I am a Linux user in an open-source commited university in Caracas, Venezuela, so there is nearly zero limits in the availability of software tools, be it already made or user-defined and honed to my taste, for note taking and organizing. My personal preference in note organization is a no-frills DBMS in MySQL that can be queried online via some small apps in Python or Perl. Granted, as a veteran from the Unix trenches I can say that there is no big surprise for me in the almost harsh way the OS treats the novice user, but even in those cases you can perfectly find a lot of options that offer varying degrees of hand-holding to help you complete your task in less painful ways.

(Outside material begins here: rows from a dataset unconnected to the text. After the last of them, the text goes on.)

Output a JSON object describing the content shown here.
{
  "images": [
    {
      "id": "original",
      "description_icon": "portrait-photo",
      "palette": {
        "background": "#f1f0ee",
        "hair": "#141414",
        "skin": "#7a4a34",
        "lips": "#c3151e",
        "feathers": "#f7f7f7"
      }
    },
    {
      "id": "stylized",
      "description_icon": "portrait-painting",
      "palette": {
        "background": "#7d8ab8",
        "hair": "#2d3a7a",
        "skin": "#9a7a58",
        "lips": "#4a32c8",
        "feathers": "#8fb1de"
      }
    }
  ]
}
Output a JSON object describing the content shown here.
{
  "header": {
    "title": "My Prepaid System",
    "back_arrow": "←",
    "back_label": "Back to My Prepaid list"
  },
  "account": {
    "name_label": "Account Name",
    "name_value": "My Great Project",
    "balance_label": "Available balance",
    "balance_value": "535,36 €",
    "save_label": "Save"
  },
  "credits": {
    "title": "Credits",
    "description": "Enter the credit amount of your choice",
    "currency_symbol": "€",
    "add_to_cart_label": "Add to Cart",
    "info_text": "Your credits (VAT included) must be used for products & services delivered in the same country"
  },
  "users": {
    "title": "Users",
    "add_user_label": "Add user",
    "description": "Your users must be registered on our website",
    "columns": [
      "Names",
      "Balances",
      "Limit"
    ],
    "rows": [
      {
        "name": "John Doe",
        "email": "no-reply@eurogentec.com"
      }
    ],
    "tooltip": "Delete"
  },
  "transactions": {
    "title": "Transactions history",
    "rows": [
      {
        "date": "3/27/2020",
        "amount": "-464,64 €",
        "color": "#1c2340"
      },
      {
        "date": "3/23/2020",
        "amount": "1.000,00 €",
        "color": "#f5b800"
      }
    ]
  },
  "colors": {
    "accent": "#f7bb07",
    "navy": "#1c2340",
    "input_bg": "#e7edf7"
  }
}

I have been using dokuwiki with a tex plugin for quite a while now to organize my projects, open problems, things I want to read, and a daily research diary. That works quite well and should be usable on most university webspaces (PHP only; no SQL or fancy progams needed on the server).
I use a tablet notebook running Windows 7, so my way is probably not what you're looking for.
I take handwritten notes (my handwriting is rather neat) using Windows Journal. I can save it directly to PDF (if I need to share the notes), or save it in its original format for convenience of editing. Almost all my notes now reside on my hard disk (portability).
I use Mindjet MindManager to create a mindmap of how the notes pertaining to a particular broad topic are related (in content, and time-wise, as further notes are taken). I can easily put in direct (hyper)links to these files right in the mindmap, which is a nice feature since the file is a click away on the map. I can add more notes, web links etc. to the mindmap, as required. I can also link to preprints, journal articles, ebooks (even ebook pages/sections, as I can link to ebook bookmarks on the map) on my notebook, so the note- taking and keeping become quite dynamic, which is nice. With MindConnect, you can also sync the maps online, and even share them with others, or brainstorm with other people on a map online.
I can easily hand-annotate PDF files using PDF Annotator. With a library of ebooks, imagine the web of information you can create right on your computer, in a mindmap. It's quite fantastic. Lots of possibilities there!
I use Jabref to keep notes on particular papers and otherwise keep a single notebook with a table of contents. When it is full I break the spine and scan it. (Looking at the other answers, I see that this is similar to what Scott does.)
For seminars, I just take notes on loose sheets of paper and immediately scan and date them.